TAUROMACHIE

Par: (pas credité)


Y.AMAR : Etymologie : le mot vient de la réunion de taureau et
"machie", du grec "makheia" = combat. Ce terme est utilisé aussi
en mythologie pour représenter certaines représentations
traditionnelles. Par exemple, au fronton des temples grecs, il y a
souvent des "gigantomachies", c'est-à-dire des représentations
inspirées de la mythologie des combats entre Dieux et Géants.

E.LATTANZIO : On parle aussi de "logomachie", à l'origine le mot
désigne une dispute de mots, autour des mots. C'était le cas
fréquent des querelles de l'université médiévale (la scolastique).
Par extension, le mot désigne aujourd'hui une joute oratoire
creuse dans laquelle précisément il n'y a qu'une querelle de mots,
sans enjeux réels.

Y.AMAR : La tauromachie est surtout pratiquée en Espagne et dans
le sud de la France. Il existe aussi des courses de taureaux au
Portugal mais généralement sans mise à mort.

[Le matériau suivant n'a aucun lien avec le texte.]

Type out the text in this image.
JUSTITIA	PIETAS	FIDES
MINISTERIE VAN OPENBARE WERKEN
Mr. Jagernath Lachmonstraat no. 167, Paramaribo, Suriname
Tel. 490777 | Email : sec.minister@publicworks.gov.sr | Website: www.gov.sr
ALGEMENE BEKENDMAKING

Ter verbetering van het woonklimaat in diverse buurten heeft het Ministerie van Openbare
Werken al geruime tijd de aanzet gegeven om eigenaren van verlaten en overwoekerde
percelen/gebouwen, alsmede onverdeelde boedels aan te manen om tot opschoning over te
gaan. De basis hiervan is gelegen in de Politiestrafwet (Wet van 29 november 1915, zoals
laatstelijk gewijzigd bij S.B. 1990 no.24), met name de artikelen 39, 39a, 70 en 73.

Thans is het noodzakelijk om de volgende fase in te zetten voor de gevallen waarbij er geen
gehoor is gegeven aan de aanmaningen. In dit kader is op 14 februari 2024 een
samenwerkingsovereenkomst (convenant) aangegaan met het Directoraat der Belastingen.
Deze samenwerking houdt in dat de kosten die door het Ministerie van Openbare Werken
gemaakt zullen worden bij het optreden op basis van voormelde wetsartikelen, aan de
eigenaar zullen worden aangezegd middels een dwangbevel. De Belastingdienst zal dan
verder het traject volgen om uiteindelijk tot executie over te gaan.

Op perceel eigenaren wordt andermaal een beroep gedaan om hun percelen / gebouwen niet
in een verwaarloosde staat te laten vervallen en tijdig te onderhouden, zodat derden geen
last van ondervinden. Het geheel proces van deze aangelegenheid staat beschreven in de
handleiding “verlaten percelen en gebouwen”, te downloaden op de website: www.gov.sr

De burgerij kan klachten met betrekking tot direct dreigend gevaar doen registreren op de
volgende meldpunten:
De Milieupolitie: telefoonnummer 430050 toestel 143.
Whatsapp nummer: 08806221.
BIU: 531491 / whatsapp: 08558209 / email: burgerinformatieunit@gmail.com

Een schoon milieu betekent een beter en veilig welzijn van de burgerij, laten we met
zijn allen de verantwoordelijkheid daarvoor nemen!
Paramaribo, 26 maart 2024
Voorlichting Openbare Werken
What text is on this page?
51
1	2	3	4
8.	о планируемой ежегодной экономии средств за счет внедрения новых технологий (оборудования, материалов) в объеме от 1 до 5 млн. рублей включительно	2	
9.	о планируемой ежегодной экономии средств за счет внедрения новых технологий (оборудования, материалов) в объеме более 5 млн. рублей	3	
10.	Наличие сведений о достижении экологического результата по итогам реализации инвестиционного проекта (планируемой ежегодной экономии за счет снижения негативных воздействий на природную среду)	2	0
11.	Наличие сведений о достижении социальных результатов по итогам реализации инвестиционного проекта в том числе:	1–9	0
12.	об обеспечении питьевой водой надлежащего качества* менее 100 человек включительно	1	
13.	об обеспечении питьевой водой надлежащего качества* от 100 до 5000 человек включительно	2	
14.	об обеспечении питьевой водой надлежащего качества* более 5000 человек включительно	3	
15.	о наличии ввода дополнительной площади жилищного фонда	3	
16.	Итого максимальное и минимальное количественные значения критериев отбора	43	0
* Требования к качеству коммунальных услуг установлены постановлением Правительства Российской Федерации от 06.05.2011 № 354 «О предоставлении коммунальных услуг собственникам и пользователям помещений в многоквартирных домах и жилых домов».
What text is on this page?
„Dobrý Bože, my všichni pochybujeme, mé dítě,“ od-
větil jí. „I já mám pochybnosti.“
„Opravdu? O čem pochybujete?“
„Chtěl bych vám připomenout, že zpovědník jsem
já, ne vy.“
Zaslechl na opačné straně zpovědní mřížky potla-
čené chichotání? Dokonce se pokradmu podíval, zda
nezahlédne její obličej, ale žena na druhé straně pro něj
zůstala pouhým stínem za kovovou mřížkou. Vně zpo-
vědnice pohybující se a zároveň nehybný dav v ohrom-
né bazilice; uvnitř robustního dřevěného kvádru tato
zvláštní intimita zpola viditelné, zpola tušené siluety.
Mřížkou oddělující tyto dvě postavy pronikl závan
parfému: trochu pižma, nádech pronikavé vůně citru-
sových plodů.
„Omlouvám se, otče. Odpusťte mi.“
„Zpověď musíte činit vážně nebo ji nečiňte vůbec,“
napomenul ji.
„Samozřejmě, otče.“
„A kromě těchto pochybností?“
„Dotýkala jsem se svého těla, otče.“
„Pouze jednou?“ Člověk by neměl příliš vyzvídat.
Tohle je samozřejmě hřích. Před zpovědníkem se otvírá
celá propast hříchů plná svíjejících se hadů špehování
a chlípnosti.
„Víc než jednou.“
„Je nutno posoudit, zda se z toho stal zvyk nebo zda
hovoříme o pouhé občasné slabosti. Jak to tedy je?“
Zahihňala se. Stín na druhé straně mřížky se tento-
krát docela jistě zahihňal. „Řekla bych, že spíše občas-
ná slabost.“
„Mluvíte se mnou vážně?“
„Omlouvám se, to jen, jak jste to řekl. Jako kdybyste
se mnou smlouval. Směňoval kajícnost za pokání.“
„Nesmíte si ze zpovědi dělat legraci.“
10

E.LATTANZIO : L'origine espagnole du combat de taureau (on trouve
trace de combats à partir du XIIème siècle) explique que le
vocabulaire de la tauromachie soit exclusivement d'origine
hispanique : la "corrida" tout d'abord qui désigne habituellement
le combat. Du verbe "correr" (courir) il signifie en fait course
de taureaux.

Y.AMAR : Nous utilisons en français trois termes pour désigner
l'homme qui combat les taureaux : toreador, torero, matador. Le
premier terme, toreador, n'est pas usité par les espagnols pour la
corrida. Ils utilisent le terme "torero". En français le mot
"toreador" a eu un certain succès à cause d'airs célèbres que l'on
chantait au XIXème siècle, notamment dans "Carmen" de Bizet, à une
époque où l'on appréciait les "espagnolades". Peut-être a-t-il été
employé par analogie et confusion avec "matador".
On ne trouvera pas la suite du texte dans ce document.